O MAR tem o Instituto Cultural Vale como mantenedor, a Equinor, o Itaú Unibanco e a Globo como patrocinadores master, e a Nadir Figueiredo como patrocinadora. São os parceiros de mídia do MAR: a Globo e o Canal Curta.
A Machado Meyer Advogados e a Icatu, via Lei Federal de Incentivo à Cultura, também apoiam o MAR.
O MAR conta ainda com o apoio da Prefeitura do Rio de Janeiro, do Governo do Estado do Rio de Janeiro, do Ministério da Cultura e do Governo Federal do Brasil, também via Lei Federal de Incentivo à Cultura.
SERVIÇO:
Narrativas em Processo: Livros de Artista na Coleção Itaú Cultural
Coquetel de abertura: dia 28 de outubro (sábado)
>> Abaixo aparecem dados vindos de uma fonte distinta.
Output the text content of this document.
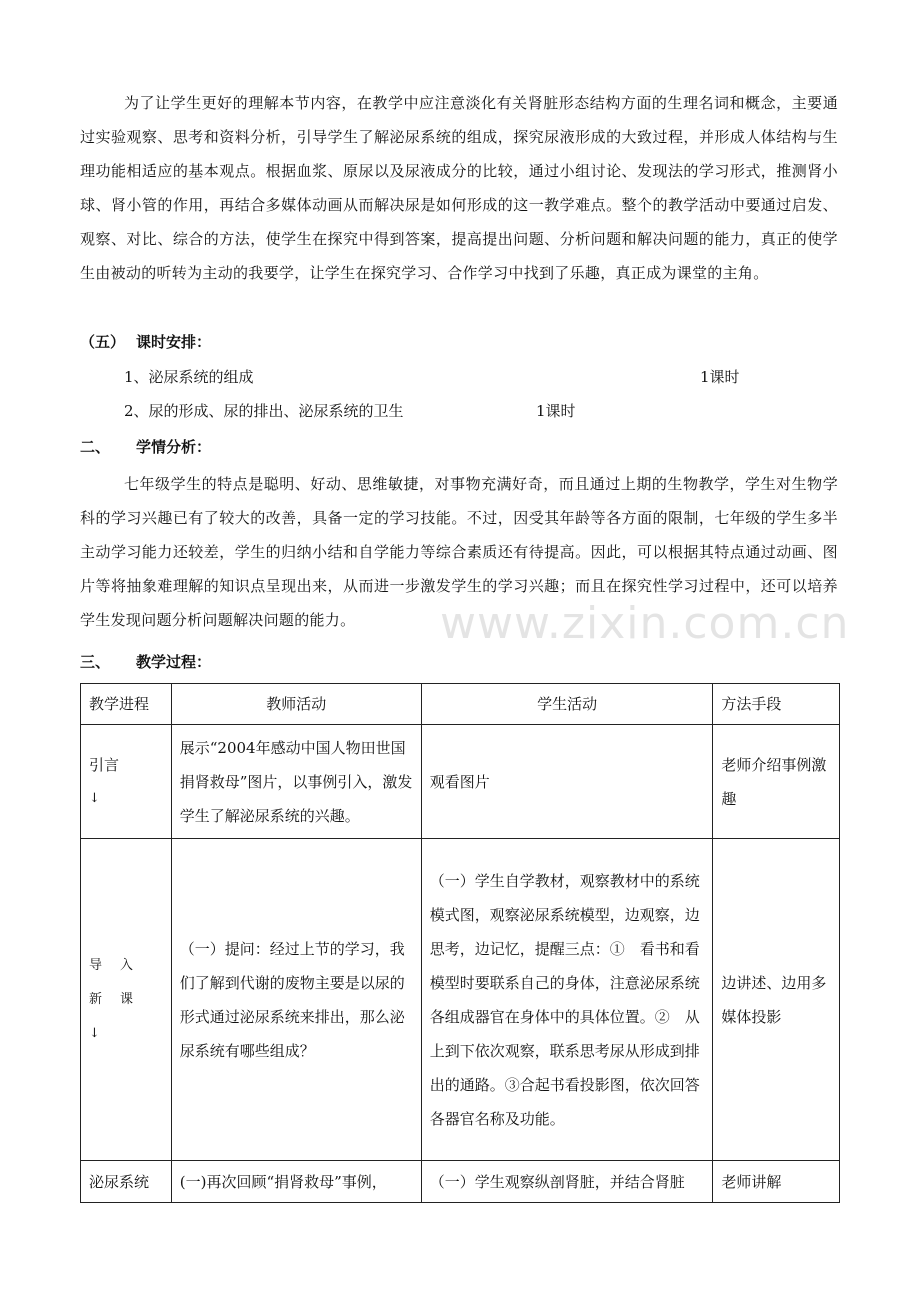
为了让学生更好的理解本节内容，在教学中应注意淡化有关肾脏形态结构方面的生理名词和概念，主要通过实验观察、思考和资料分析，引导学生了解泌尿系统的组成，探究尿液形成的大致过程，并形成人体结构与生理功能相适应的基本观点。根据血浆、原尿以及尿液成分的比较，通过小组讨论、发现法的学习形式，推测肾小球、肾小管的作用，再结合多媒体动画从而解决尿是如何形成的这一教学难点。整个的教学活动中要通过启发、观察、对比、综合的方法，使学生在探究中得到答案，提高提出问题、分析问题和解决问题的能力，真正的使学生由被动的听转为主动的我要学，让学生在探究学习、合作学习中找到了乐趣，真正成为课堂的主角。

（五） 课时安排：

1、泌尿系统的组成	1课时

2、尿的形成、尿的排出、泌尿系统的卫生	1课时

二、 学情分析：

七年级学生的特点是聪明、好动、思维敏捷，对事物充满好奇，而且通过上期的生物教学，学生对生物学科的学习兴趣已有了较大的改善，具备一定的学习技能。不过，因受其年龄等各方面的限制，七年级的学生多半主动学习能力还较差，学生的归纳小结和自学能力等综合素质还有待提高。因此，可以根据其特点通过动画、图片等将抽象难理解的知识点呈现出来，从而进一步激发学生的学习兴趣；而且在探究性学习过程中，还可以培养学生发现问题分析问题解决问题的能力。	www.zixin.com.cn

三、 教学过程：

教学进程	教师活动	学生活动	方法手段
引言
↓	展示“2004年感动中国人物田世国捐肾救母”图片，以事例引入，激发学生了解泌尿系统的兴趣。	观看图片	老师介绍事例激趣

导入
新课
↓	（一）提问：经过上节的学习，我们了解到代谢的废物主要是以尿的形式通过泌尿系统来排出，那么泌尿系统有哪些组成？	（一）学生自学教材，观察教材中的系统模式图，观察泌尿系统模型，边观察，边思考，边记忆，提醒三点：①　看书和看模型时要联系自己的身体，注意泌尿系统各组成器官在身体中的具体位置。②　从上到下依次观察，联系思考尿从形成到排出的通路。③合起书看投影图，依次回答各器官名称及功能。	边讲述、边用多媒体投影
泌尿系统	(一)再次回顾“捐肾救母”事例，	（一）学生观察纵剖肾脏，并结合肾脏	老师讲解
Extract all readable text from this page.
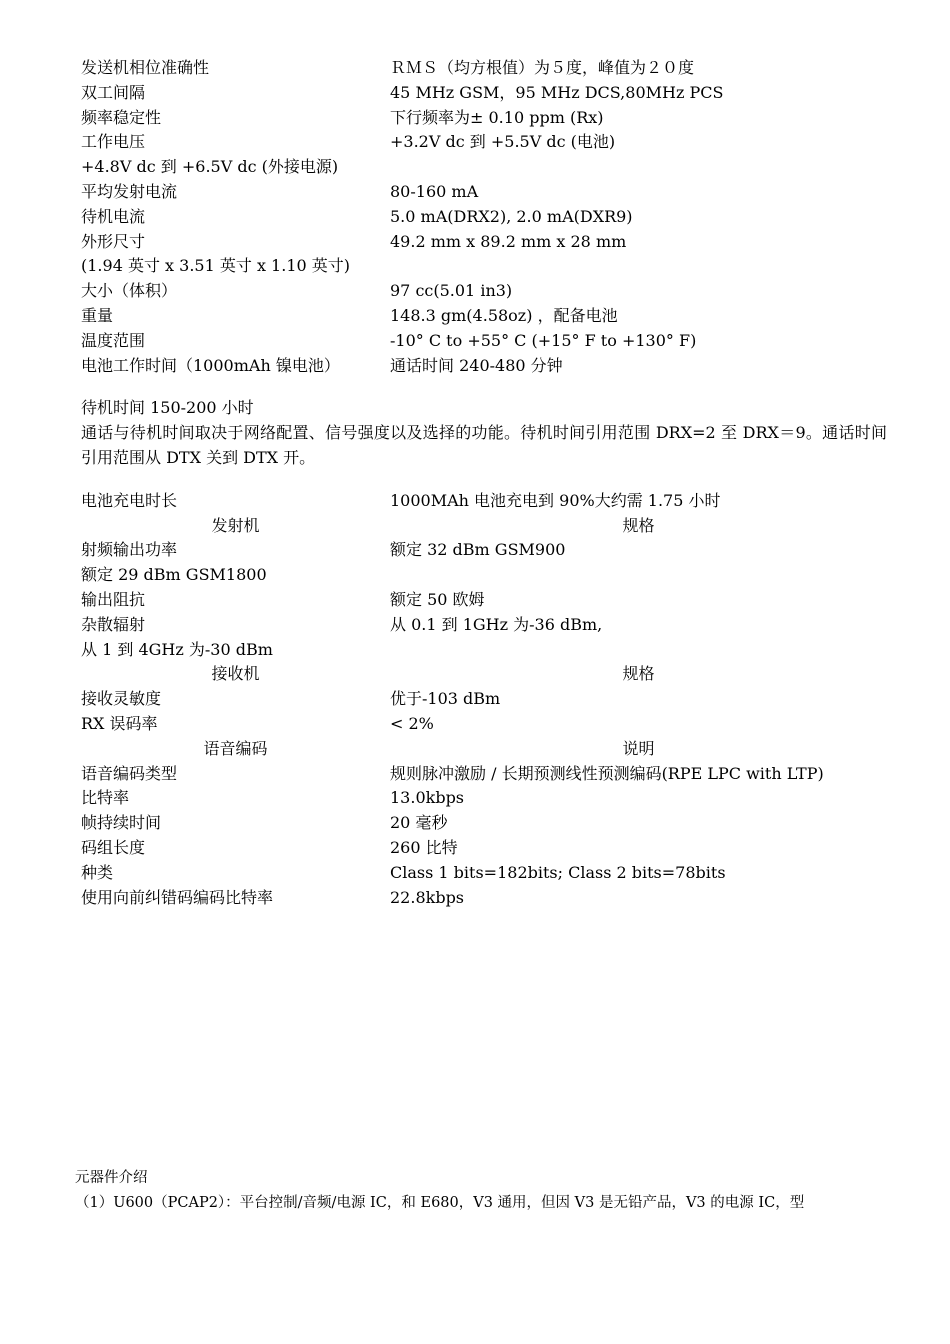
发送机相位准确性	ＲＭＳ（均方根值）为５度，峰值为２０度
双工间隔	45 MHz GSM，95 MHz DCS,80MHz PCS
频率稳定性	下行频率为± 0.10 ppm (Rx)
工作电压	+3.2V dc 到 +5.5V dc (电池)
+4.8V dc 到 +6.5V dc (外接电源)
平均发射电流	80-160 mA
待机电流	5.0 mA(DRX2), 2.0 mA(DXR9)
外形尺寸	49.2 mm x 89.2 mm x 28 mm
(1.94 英寸 x 3.51 英寸 x 1.10 英寸)
大小（体积）	97 cc(5.01 in3)
重量	148.3 gm(4.58oz) ，配备电池
温度范围	-10° C to +55° C (+15° F to +130° F)
电池工作时间（1000mAh 镍电池）	通话时间 240-480 分钟
待机时间 150-200 小时
通话与待机时间取决于网络配置、信号强度以及选择的功能。待机时间引用范围 DRX=2 至 DRX＝9。通话时间引用范围从 DTX 关到 DTX 开。
电池充电时长	1000MAh 电池充电到 90%大约需 1.75 小时
发射机	规格
射频输出功率	额定 32 dBm GSM900
额定 29 dBm GSM1800
输出阻抗	额定 50 欧姆
杂散辐射	从 0.1 到 1GHz 为-36 dBm,
从 1 到 4GHz 为-30 dBm
接收机	规格
接收灵敏度	优于-103 dBm
RX 误码率	< 2%
语音编码	说明
语音编码类型	规则脉冲激励 / 长期预测线性预测编码(RPE LPC with LTP)
比特率	13.0kbps
帧持续时间	20 毫秒
码组长度	260 比特
种类	Class 1 bits=182bits; Class 2 bits=78bits
使用向前纠错码编码比特率	22.8kbps
元器件介绍
（1）U600（PCAP2）：平台控制/音频/电源 IC，和 E680，V3 通用，但因 V3 是无铅产品，V3 的电源 IC，型
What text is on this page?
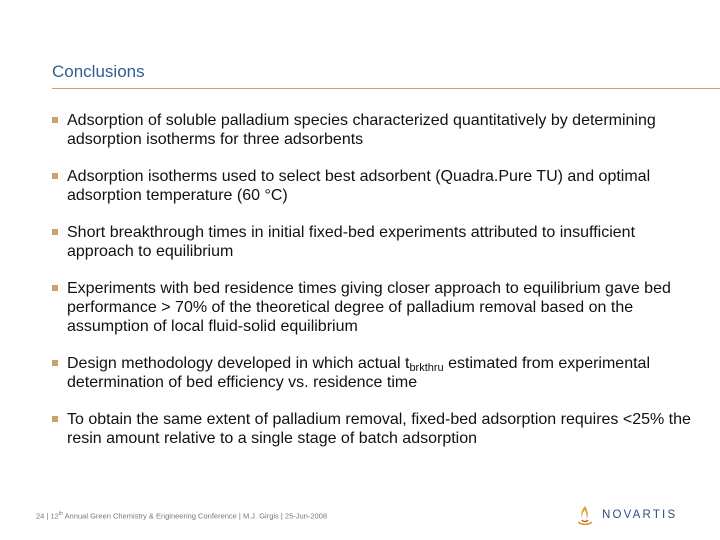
Conclusions
Adsorption of soluble palladium species characterized quantitatively by determining adsorption isotherms for three adsorbents
Adsorption isotherms used to select best adsorbent (Quadra.Pure TU) and optimal adsorption temperature (60 °C)
Short breakthrough times in initial fixed-bed experiments attributed to insufficient approach to equilibrium
Experiments with bed residence times giving closer approach to equilibrium gave bed performance > 70% of the theoretical degree of palladium removal based on the assumption of local fluid-solid equilibrium
Design methodology developed in which actual $t_{brkthru}$ estimated from experimental determination of bed efficiency vs. residence time
To obtain the same extent of palladium removal, fixed-bed adsorption requires <25% the resin amount relative to a single stage of batch adsorption
24 | 12th Annual Green Chemistry & Engineering Conference | M.J. Girgis | 25-Jun-2008	NOVARTIS
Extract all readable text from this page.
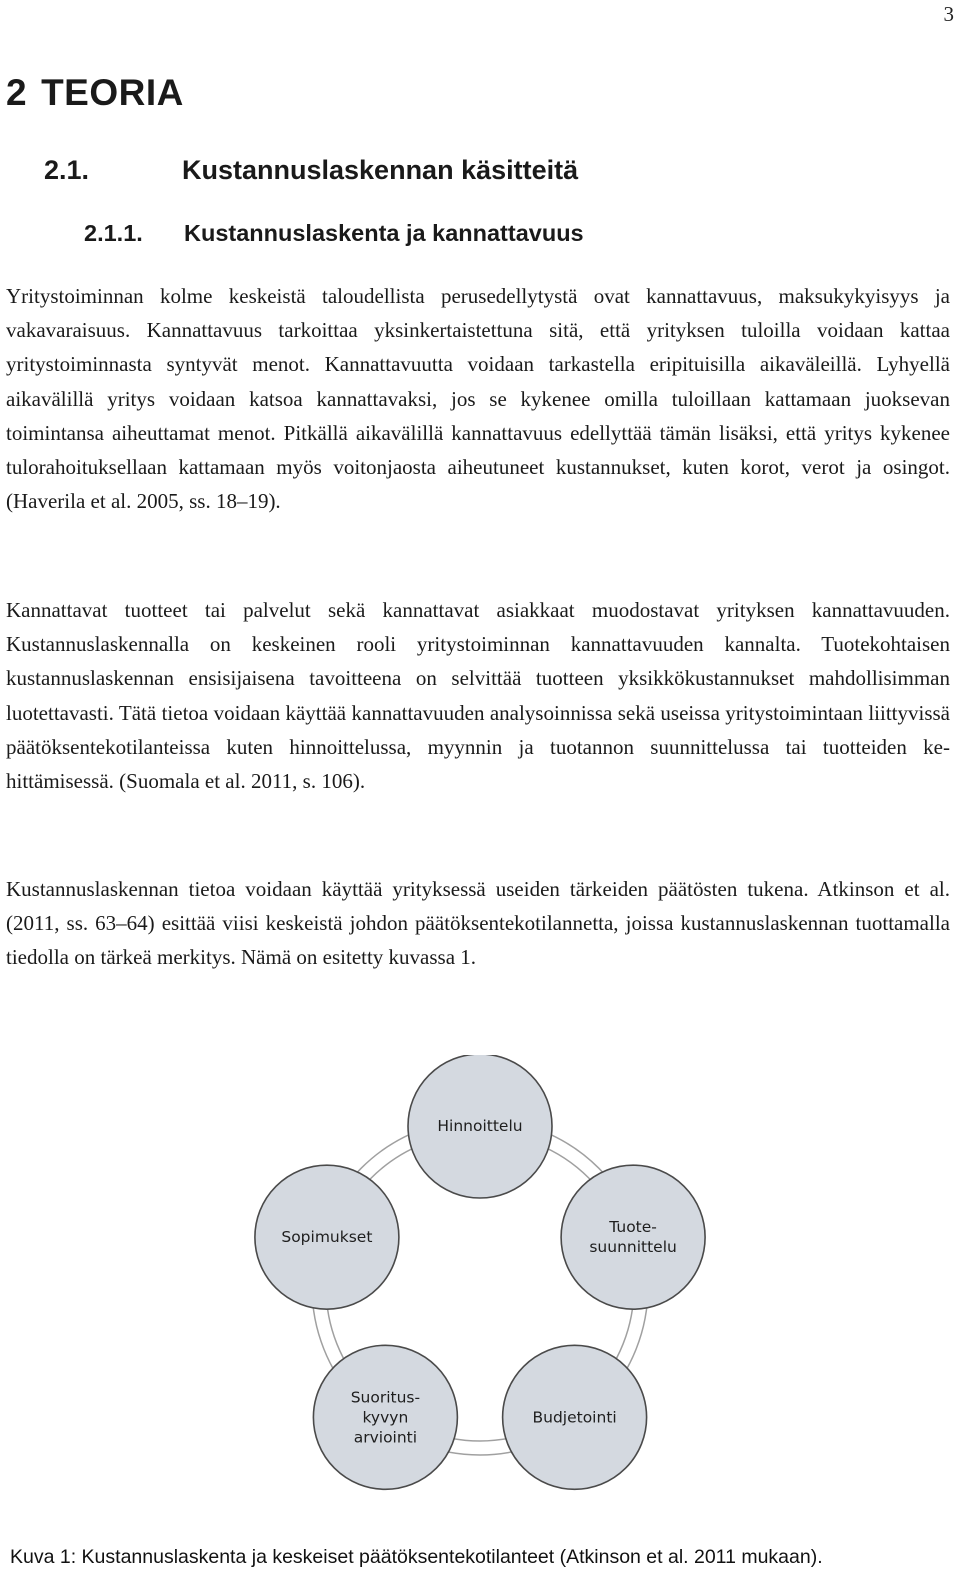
3
2 TEORIA
2.1.	Kustannuslaskennan käsitteitä
2.1.1. Kustannuslaskenta ja kannattavuus

Yritystoiminnan kolme keskeistä taloudellista perusedellytystä ovat kannattavuus, maksukykyisyys ja vakavaraisuus. Kannattavuus tarkoittaa yksinkertaistettuna sitä, että yrityksen tuloilla voidaan kattaa yritystoiminnasta syntyvät menot. Kannattavuutta voidaan tarkastella eripituisilla aikaväleillä. Lyhyellä aikavälillä yritys voidaan katsoa kannattavaksi, jos se kykenee omilla tuloillaan kattamaan juoksevan toimintansa aiheuttamat menot. Pitkällä aikavälillä kannattavuus edellyttää tämän lisäksi, että yritys kykenee tulorahoituksellaan kattamaan myös voitonjaosta aiheutuneet kustannukset, kuten korot, verot ja osingot. (Haverila et al. 2005, ss. 18–19).

Kannattavat tuotteet tai palvelut sekä kannattavat asiakkaat muodostavat yrityksen kannattavuuden. Kustannuslaskennalla on keskeinen rooli yritystoiminnan kannattavuuden kannalta. Tuotekohtaisen kustannuslaskennan ensisijaisena tavoitteena on selvittää tuotteen yksikkökustannukset mahdollisimman luotettavasti. Tätä tietoa voidaan käyttää kannattavuuden analysoinnissa sekä useissa yritystoimintaan liittyvissä päätöksentekotilanteissa kuten hinnoittelussa, myynnin ja tuotannon suunnittelussa tai tuotteiden kehittämisessä. (Suomala et al. 2011, s. 106).

Kustannuslaskennan tietoa voidaan käyttää yrityksessä useiden tärkeiden päätösten tukena. Atkinson et al. (2011, ss. 63–64) esittää viisi keskeistä johdon päätöksentekotilannetta, joissa kustannuslaskennan tuottamalla tiedolla on tärkeä merkitys. Nämä on esitetty kuvassa 1.

Hinnoittelu
Tuote-
suunnittelu
Budjetointi
Suoritus-
kyvyn
arviointi
Sopimukset
Kuva 1: Kustannuslaskenta ja keskeiset päätöksentekotilanteet (Atkinson et al. 2011 mukaan).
Abertura da exposição: às 11h, com fala dos curadores
Em cartaz: de 28 de outubro de 2023 a 21 de janeiro de 2024
Local: Museu de Arte do Rio – MAR
Endereço: Praça Mauá, 5, Centro
Sala: 2º andar
Horário de funcionamento:
De Terça-feira a domingo
Venda de Ingresso na bilheteria e/ou totens: 10h30 às 17h
Visitação ao pavilhão de exposições: 11h às 18h (última entrada às 17h)
Valor do Ingresso Inteira: R$ 20,00; Meia-entrada: R$ 10,00
Formas de pagamento: Cartões de crédito ou débito.